Il prezzo del gas è in ribasso rispetto ai 50 euro al megawattora dei primi giorni dell’anno, eppure resta alta la soglia di allerta perché – come disse la stessa presidente del Consiglio alla Cop 29 di Baku – di gas dovremo ancora campare almeno per i prossimi dieci anni. Meloni sa che a questa situazione dovrà mettere mano probabilmente non adesso, con il cuscinetto degli stoccaggi a rendere ‘sicuro’ l’inverno, quanto invece in primavera quando dovremo di nuovo ‘riempire i serbatoi’. Lì, se i prezzi saranno ancora elevati, si dovranno fare i conti della spesa ed è chiaro che, se la quotazione (vittima di speculazioni) non dovesse calare, saranno dolori. L’inquilina più illustre di palazzo Chigi sa perfettamente che le famiglie e le imprese, in particolare le hard to abate, chiederanno conto della situazione: da un lato c’è la sopravvivenza, dall’altro la tutela della competitività. E’ ovvio che l’Italia da sola non può fare nulla ed è altrettanto chiaro che tocca all’Unione europea muoversi anche con una certa rapidità e non con i consueti ritmi lenti. Vedremo…

Meloni non ha avuto l’occasione di parlare di rinnovabili e nucleare, che a ben guardare sono le soluzioni più accreditate per scongiurare la dipendenza dal gas in arrivo dall’Algeria, dall’Azerbaijan, dalla Libia e (rigassificato) dagli Stati Uniti.
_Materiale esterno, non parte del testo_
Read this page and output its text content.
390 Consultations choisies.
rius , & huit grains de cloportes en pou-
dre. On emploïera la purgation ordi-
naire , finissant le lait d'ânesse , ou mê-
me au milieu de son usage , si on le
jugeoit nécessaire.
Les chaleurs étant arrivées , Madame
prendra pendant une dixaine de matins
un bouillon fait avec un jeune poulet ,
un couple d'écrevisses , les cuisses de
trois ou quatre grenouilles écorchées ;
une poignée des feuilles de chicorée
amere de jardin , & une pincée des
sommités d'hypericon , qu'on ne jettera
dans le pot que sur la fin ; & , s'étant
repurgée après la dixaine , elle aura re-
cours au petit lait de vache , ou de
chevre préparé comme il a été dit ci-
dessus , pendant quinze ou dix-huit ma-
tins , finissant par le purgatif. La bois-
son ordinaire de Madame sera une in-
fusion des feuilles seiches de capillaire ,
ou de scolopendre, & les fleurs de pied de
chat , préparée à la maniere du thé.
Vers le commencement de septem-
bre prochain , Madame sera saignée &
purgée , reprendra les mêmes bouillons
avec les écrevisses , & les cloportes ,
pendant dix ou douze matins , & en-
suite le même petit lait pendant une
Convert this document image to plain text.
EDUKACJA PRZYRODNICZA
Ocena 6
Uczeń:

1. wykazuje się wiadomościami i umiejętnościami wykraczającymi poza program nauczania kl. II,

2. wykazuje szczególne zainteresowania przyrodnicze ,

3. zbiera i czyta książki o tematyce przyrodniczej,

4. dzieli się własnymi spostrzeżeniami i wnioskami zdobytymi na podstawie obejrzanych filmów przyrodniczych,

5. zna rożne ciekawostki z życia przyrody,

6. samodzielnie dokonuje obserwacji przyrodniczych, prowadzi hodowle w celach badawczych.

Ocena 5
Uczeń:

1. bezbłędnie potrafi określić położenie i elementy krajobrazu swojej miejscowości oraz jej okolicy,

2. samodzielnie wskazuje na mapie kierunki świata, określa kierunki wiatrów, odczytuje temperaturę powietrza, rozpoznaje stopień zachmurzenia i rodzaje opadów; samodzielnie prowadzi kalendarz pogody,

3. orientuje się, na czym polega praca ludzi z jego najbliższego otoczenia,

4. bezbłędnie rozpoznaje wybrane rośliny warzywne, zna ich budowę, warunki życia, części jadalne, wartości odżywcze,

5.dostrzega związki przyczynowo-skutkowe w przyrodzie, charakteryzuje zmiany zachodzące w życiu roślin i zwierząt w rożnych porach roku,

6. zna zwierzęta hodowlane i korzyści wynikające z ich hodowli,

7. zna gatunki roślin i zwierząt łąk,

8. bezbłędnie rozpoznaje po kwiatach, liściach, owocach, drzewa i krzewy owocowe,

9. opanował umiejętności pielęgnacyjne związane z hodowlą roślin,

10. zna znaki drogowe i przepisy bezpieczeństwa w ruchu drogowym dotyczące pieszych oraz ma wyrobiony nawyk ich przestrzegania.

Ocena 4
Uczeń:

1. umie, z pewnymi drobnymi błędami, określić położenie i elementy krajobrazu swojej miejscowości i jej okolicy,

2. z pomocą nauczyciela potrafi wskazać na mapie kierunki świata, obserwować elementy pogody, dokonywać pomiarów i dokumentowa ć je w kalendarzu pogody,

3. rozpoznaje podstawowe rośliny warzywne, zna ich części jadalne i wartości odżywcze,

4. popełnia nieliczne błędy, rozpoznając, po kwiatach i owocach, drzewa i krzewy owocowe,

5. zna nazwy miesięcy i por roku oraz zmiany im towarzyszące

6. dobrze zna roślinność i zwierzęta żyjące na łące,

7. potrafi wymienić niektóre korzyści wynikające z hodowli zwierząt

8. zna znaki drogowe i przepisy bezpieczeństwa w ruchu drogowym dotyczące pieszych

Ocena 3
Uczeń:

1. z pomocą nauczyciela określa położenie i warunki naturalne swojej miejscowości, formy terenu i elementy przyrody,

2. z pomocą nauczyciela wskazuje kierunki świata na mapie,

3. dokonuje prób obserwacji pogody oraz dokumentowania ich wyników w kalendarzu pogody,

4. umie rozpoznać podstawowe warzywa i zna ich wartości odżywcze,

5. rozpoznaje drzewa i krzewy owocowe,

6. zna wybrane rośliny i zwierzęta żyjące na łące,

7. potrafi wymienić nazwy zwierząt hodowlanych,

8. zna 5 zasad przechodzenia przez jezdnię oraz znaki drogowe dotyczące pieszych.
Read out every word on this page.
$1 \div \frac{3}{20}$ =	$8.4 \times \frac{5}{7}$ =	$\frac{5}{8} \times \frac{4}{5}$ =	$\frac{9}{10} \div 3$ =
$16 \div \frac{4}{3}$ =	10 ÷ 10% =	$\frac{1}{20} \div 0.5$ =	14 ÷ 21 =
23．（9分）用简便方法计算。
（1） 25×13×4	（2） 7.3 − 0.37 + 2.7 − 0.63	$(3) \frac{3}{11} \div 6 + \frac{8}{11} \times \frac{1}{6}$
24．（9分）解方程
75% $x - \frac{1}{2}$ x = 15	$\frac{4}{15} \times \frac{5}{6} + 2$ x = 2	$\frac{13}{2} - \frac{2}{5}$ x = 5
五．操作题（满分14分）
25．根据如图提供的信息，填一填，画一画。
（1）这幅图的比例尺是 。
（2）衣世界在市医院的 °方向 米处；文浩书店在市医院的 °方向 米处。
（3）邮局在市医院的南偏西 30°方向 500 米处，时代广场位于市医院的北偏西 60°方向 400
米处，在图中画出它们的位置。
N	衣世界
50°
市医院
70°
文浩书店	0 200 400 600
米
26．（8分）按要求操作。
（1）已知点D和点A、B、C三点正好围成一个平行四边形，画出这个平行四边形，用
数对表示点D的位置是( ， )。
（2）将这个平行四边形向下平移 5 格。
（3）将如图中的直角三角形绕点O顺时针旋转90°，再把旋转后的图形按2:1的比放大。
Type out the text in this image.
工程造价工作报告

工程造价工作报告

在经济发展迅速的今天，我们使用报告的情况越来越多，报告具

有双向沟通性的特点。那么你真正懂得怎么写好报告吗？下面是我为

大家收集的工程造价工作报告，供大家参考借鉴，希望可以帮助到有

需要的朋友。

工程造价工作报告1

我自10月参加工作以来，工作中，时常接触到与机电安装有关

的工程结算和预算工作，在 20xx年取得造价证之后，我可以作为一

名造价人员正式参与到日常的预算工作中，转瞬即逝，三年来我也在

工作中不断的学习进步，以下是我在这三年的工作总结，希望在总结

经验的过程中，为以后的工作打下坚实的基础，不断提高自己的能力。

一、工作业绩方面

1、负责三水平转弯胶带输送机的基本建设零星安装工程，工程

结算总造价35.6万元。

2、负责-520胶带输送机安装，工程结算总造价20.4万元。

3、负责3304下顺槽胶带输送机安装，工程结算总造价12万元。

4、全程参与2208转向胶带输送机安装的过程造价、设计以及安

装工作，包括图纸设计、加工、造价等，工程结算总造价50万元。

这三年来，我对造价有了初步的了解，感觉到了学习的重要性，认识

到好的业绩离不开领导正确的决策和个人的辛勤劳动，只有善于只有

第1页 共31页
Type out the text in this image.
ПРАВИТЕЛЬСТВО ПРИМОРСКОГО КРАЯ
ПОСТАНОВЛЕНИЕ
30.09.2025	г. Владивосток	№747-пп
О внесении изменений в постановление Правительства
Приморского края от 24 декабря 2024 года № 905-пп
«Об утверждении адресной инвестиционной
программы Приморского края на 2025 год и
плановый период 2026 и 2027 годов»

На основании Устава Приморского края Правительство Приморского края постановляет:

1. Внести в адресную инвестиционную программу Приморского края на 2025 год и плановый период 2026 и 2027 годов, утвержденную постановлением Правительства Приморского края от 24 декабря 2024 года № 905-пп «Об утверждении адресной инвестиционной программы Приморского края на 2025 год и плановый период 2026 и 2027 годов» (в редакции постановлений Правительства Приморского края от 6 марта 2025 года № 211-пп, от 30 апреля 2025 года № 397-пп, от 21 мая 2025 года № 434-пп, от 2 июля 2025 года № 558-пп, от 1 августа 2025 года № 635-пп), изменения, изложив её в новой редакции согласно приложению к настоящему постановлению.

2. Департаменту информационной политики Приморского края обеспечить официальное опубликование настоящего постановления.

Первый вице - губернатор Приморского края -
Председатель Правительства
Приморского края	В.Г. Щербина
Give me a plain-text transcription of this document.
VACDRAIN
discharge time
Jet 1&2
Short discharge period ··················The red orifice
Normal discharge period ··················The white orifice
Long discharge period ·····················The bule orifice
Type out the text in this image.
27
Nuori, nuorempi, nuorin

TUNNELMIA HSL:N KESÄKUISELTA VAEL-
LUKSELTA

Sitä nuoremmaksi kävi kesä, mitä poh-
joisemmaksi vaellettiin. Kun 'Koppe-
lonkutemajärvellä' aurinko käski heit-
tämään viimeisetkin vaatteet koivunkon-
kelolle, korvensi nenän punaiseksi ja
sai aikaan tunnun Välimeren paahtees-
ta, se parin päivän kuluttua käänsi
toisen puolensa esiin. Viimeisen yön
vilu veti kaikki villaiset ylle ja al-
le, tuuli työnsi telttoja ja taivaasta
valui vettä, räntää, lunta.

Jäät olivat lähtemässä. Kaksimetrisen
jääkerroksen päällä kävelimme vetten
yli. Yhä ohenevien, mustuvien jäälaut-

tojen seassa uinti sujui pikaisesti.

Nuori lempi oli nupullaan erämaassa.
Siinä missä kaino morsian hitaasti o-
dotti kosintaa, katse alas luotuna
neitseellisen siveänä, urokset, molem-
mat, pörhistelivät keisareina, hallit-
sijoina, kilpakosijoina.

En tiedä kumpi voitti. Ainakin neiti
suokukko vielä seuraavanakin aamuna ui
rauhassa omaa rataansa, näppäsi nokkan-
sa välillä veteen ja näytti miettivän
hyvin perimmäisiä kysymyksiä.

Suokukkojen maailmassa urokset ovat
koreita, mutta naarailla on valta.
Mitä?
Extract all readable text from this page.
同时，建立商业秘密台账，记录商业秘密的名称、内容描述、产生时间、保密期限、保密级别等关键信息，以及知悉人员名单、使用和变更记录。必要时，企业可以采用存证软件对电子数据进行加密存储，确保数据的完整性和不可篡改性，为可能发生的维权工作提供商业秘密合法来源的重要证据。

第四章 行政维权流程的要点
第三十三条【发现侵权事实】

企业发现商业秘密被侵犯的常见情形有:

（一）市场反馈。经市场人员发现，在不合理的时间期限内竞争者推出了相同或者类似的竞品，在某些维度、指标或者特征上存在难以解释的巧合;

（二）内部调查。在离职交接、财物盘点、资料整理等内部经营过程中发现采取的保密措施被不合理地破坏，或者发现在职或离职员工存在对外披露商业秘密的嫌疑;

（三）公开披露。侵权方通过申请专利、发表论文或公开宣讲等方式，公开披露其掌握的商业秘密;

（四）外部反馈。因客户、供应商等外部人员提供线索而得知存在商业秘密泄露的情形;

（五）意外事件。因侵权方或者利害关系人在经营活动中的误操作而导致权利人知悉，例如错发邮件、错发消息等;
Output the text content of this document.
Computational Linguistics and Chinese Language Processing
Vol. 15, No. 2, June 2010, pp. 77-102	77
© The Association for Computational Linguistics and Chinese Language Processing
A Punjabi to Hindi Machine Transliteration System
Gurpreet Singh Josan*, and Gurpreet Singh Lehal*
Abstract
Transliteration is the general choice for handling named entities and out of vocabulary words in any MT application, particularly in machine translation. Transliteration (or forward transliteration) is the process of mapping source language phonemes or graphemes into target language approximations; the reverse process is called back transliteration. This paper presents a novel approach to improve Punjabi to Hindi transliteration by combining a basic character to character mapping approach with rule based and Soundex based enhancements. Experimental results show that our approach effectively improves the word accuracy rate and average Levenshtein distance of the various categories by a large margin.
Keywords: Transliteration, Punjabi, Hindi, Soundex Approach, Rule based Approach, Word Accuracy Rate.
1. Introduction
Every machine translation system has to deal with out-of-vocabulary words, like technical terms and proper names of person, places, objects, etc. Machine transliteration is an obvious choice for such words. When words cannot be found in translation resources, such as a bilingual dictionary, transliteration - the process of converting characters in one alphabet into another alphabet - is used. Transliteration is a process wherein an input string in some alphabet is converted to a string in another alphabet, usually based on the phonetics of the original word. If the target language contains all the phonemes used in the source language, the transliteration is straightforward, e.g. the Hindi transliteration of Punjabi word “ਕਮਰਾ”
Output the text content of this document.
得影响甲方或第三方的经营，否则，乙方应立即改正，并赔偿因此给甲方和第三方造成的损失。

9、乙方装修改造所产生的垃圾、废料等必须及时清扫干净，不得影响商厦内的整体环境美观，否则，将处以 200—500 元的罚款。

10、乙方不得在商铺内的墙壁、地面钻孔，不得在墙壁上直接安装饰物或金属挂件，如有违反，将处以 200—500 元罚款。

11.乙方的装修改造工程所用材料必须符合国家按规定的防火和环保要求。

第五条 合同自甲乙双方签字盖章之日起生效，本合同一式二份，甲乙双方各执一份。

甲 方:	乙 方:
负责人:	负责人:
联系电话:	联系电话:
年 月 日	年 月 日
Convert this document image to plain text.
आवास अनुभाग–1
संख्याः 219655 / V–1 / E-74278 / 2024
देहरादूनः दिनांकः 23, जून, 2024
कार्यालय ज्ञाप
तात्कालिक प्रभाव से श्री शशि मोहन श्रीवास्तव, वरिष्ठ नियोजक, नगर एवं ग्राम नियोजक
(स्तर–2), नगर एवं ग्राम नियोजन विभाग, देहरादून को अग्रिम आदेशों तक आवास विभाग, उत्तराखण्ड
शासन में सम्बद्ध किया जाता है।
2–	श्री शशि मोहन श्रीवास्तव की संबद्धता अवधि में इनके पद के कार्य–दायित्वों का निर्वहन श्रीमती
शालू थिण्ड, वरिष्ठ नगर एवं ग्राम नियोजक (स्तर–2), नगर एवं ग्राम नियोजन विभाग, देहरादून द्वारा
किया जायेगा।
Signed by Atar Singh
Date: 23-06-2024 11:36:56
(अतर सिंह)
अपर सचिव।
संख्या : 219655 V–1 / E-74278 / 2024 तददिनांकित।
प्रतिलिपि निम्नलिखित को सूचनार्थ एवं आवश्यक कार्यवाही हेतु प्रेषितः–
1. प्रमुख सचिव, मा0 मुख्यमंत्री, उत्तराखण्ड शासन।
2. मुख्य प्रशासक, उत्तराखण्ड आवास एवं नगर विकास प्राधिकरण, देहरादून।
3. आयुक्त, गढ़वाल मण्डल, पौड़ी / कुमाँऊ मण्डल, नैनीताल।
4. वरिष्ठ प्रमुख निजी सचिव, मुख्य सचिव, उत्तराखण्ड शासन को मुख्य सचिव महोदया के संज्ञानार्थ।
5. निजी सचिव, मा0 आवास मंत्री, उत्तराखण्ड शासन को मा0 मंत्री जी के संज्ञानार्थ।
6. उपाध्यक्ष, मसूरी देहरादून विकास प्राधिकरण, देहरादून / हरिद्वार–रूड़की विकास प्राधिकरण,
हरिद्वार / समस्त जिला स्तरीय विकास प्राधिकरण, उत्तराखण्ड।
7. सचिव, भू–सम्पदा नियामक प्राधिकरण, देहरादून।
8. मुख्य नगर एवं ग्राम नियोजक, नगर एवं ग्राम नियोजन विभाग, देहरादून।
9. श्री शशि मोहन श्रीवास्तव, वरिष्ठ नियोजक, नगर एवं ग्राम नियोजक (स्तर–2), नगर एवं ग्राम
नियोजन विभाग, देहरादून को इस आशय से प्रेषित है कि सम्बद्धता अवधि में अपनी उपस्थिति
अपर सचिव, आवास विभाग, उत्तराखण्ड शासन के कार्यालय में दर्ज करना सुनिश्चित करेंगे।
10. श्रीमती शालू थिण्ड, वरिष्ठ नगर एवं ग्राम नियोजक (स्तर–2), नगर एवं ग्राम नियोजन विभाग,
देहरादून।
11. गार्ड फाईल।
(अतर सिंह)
Sulla Libia – soprattutto dopo la caduta di Assad in Siria – la premier si è detta “molto concentrata” e ha ammesso che “la presenza russa in Africa è un tema che pongo da due anni ai miei partner”. Africa che sta a cuore a Meloni per lo sviluppo del Piano Mattei di cui in conferenza ha fatto giusto un accenno: in teoria molto passa dall’attuazione di un progetto ambizioso che potrebbe davvero rappresentare un’importante soluzione.

A margine di Meloni, delle sue risposte e della crisi energetica ci sono i litigi per il rigassificatore di Piombino che la Toscana non vuole più e che la Liguria non intende parcheggiare a Vado Ligure. Bisticci italici che non tengono in considerazione la gravità della situazione.